Auch dem Schreiben der Vorsitzenden Richterin am Landgericht vom 12. Juni 2003 an das Finanzgericht, dass das Urteil und die Bewährungsauflage letztlich auf einer Absprache (zwischen Gericht, Staatsanwaltschaft und Verteidigung) beruhten, kann nicht ein poenaler Nebenzweck der Auflage entnommen werden. Der Begriff "Bewährungsauflage", den die Vorsitzende Richterin am Landgericht in ihrem Schreiben vom 12. Juni 2003 verwendet, der kein gesetzlicher Begriff ist, bezieht sich entgegen der Ansicht des Finanzamts nicht nur auf die Auflage gemäß § 56 b Abs. 2 Nr. 2-4 StGB, sondern auch auf § 56 b Abs. 2 Nr. 1 StGB, so dass sich aus der Verwendung des Begriffs "Bewährungsauflage" nicht ein poenaler Charakter der Auflage ableiten lässt.

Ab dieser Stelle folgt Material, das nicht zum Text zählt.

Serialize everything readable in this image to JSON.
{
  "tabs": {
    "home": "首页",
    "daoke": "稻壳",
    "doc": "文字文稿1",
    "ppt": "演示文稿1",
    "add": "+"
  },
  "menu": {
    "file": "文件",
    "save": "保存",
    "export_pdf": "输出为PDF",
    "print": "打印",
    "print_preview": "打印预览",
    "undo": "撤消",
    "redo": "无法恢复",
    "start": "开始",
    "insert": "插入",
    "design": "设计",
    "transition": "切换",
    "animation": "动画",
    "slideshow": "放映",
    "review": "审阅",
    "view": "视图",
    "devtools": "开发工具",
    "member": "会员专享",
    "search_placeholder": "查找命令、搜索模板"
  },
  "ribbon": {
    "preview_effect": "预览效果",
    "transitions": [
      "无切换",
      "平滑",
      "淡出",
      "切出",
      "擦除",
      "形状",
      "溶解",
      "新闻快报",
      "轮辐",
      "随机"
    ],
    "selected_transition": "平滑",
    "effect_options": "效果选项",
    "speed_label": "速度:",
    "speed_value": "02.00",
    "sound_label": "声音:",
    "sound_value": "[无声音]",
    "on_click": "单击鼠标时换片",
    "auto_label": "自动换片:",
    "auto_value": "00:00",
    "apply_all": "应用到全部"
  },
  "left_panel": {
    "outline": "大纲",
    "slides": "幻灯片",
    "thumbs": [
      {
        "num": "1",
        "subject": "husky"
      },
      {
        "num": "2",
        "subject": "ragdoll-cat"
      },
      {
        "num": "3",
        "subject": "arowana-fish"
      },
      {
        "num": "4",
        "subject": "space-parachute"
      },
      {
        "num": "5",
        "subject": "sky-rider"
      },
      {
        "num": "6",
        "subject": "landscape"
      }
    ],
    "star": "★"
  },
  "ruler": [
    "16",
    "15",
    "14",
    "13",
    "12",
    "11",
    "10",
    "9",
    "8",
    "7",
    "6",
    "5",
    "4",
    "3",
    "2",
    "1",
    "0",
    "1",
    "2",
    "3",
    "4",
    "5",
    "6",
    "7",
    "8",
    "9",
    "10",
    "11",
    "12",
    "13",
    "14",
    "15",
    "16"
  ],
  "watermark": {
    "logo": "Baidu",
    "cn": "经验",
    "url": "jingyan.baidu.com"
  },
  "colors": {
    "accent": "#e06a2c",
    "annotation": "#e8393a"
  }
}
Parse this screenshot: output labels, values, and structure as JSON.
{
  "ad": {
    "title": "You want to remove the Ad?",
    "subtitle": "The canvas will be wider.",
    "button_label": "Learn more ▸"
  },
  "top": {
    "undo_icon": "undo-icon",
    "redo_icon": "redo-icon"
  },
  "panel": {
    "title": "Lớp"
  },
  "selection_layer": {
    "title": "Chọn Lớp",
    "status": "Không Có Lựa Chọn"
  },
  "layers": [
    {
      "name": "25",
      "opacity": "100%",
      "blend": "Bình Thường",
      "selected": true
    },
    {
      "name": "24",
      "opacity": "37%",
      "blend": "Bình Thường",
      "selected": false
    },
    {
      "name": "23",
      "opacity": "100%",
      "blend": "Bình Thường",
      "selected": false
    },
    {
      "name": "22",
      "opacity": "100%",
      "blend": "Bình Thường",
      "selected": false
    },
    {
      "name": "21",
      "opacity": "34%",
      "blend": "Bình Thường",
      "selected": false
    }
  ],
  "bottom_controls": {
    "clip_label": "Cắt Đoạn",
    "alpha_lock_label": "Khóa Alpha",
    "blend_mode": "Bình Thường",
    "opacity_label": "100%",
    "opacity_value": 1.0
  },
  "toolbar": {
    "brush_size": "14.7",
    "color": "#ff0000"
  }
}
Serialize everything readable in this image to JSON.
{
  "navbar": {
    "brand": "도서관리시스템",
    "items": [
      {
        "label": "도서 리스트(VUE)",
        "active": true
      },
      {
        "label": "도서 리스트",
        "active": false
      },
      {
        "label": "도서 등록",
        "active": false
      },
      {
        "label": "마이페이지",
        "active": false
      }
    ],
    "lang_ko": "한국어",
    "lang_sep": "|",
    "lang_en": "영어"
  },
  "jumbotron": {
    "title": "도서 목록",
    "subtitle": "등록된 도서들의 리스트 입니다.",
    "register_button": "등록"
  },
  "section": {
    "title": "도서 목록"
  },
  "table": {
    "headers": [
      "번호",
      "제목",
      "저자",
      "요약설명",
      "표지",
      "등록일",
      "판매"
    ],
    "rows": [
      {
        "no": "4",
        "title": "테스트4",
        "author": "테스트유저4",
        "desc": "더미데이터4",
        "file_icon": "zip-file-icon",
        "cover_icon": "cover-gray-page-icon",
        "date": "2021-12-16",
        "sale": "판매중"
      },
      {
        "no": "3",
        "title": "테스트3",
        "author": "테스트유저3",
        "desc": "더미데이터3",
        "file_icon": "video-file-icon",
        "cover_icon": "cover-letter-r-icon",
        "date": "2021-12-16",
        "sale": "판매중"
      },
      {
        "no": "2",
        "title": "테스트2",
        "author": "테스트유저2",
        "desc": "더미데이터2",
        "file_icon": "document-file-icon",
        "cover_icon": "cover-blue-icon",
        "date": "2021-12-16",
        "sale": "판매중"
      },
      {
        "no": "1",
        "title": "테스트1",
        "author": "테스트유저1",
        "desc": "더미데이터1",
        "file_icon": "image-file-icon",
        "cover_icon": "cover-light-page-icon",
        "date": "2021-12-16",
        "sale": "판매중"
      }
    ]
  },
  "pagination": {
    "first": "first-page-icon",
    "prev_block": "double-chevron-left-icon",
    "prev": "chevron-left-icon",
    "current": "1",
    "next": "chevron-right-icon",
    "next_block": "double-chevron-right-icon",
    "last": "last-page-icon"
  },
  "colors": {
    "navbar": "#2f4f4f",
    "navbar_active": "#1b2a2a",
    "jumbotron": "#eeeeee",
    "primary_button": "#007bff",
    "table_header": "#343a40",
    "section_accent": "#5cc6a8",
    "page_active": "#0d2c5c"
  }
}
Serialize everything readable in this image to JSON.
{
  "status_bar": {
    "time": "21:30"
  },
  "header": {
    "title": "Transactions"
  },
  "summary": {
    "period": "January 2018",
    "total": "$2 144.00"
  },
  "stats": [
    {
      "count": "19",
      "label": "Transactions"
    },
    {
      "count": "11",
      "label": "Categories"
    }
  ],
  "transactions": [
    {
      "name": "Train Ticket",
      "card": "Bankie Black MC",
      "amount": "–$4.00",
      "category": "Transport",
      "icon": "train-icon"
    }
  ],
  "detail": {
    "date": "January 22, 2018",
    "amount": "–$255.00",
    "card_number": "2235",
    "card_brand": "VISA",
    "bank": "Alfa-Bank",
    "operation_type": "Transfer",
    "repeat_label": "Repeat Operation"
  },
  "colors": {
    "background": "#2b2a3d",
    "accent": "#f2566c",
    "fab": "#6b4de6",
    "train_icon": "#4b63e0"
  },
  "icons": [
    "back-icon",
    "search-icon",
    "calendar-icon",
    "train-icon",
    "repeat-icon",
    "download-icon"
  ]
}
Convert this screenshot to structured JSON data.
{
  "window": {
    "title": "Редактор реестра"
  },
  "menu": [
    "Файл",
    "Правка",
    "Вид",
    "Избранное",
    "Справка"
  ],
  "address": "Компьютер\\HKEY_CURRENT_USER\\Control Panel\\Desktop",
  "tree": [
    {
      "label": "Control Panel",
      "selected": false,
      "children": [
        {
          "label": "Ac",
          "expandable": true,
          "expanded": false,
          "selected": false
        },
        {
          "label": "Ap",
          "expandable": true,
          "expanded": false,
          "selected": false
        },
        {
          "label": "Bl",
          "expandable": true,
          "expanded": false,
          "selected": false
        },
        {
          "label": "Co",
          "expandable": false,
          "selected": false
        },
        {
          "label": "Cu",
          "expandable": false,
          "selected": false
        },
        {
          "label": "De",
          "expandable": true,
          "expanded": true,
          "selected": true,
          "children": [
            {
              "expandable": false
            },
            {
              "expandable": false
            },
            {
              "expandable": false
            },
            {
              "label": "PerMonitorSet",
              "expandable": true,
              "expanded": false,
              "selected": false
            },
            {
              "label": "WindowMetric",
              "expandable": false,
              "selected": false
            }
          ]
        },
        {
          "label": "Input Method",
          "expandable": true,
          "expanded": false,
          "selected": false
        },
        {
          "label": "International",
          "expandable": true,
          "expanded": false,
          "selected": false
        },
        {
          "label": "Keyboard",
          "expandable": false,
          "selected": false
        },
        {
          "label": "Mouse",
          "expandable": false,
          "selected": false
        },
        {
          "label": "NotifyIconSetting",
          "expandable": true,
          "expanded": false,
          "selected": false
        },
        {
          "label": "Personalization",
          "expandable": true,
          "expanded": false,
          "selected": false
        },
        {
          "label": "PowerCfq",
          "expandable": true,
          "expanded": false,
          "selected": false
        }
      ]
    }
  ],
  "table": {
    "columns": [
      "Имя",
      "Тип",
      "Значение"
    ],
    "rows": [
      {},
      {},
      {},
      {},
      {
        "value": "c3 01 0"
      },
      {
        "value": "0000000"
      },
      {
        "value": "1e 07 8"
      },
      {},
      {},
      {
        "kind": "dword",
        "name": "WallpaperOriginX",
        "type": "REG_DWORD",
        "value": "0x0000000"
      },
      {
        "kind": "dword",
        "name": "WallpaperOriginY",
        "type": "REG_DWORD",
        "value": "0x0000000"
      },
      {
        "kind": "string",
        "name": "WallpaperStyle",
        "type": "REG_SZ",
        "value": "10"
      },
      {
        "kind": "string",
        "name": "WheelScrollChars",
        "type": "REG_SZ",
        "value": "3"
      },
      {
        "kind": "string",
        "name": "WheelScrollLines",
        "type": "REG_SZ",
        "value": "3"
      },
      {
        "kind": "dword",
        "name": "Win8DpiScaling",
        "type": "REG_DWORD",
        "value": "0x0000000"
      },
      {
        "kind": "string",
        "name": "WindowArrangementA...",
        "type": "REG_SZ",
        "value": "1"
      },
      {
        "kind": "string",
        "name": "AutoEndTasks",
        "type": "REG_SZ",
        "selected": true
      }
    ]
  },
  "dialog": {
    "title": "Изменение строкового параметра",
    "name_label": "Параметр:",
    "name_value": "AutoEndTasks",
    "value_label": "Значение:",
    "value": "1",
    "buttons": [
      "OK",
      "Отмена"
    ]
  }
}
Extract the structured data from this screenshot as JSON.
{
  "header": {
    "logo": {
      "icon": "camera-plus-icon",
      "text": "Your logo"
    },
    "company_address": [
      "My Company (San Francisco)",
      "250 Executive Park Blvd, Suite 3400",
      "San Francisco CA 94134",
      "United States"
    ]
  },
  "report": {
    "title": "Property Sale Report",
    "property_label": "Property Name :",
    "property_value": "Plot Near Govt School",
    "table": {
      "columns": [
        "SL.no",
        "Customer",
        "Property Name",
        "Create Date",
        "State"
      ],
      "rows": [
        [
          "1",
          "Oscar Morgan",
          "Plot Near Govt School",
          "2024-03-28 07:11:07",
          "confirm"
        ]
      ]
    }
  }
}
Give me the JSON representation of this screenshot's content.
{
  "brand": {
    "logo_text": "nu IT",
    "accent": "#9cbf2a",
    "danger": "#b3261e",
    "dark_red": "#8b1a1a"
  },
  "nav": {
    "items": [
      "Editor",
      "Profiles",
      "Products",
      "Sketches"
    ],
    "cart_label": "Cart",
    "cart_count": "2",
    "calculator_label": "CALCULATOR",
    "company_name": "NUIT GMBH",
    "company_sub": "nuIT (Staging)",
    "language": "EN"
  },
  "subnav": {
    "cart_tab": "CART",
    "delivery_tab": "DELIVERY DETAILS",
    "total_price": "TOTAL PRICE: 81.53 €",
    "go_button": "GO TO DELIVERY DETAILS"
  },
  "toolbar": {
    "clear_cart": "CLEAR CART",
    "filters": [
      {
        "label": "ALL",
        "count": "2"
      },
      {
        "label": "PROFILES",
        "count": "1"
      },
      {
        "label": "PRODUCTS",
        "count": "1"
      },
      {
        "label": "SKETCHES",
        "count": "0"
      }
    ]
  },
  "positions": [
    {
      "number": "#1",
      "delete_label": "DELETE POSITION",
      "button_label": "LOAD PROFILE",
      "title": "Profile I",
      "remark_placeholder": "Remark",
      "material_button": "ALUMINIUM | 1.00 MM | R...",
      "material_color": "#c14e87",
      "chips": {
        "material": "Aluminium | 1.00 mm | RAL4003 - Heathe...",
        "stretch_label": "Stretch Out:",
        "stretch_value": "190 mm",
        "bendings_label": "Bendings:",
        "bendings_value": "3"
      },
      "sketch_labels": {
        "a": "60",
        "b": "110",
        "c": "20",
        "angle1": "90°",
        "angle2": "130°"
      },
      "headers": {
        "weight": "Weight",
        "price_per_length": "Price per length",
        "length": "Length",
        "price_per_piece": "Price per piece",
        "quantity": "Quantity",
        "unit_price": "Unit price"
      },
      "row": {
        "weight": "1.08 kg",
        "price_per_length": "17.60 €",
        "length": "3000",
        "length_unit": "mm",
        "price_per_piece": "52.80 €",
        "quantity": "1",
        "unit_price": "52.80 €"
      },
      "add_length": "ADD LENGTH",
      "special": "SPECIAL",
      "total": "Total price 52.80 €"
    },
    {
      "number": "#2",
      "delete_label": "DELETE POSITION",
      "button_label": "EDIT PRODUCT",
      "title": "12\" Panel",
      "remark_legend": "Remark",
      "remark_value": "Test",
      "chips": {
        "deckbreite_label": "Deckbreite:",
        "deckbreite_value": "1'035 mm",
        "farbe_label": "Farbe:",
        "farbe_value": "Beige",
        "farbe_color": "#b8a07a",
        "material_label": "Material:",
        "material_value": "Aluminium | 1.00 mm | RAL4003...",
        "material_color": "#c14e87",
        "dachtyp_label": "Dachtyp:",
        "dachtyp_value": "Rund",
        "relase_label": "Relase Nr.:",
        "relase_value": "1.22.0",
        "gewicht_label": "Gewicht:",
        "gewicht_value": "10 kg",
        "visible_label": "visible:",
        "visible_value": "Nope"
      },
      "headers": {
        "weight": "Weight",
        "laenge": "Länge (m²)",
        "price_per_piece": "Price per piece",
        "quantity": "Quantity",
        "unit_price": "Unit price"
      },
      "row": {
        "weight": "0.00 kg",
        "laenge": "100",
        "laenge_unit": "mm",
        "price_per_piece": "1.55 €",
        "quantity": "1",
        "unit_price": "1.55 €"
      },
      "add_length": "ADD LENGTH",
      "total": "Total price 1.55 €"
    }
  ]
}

Schließlich ergibt sich aus der Verwendung der 100 000 DM bei der Tierpark AG, dass es sich ausschließlich um Schadenswiedergutmachung handelt. Die Tierpark AG als durch die Straftat des Klägers Geschädigte hat das Geld in ihrem Verwaltungshaushalt als Baurücklage gebucht und eingestellt. Hieraus ergibt sich die (teilweise) Schadenswiedergutmachung, ohne dass der Zahlung ein anderer Zweck zuzuerkennen ist.

Da im Übrigen keine Umstände ersichtlich sind, die über die Wiedergutmachung des Schadens hinaus auf einen poenalen Charakter der erteilten Auflage schließen lassen, greift § 12 Nr. 4 EStG im Ergebnis nicht ein.

Die dem Finanzamt aufgegebene Errechnung der Steuer beruht auf § 100 Abs. 2 Satz 2 FGO.

Die Kostenentscheidung beruht auf § 135 Abs. 1 FGO.

Der Ausspruch über die vorläufige Vollstreckbarkeit hinsichtlich der Kosten und über den Vollstreckungsschutz folgt aus § 151 Abs. 1 Satz 1 Halbsatz 1, Abs. 3 FGO i.V.m. § 708 Nr. 11, 711 Zivilprozessordnung.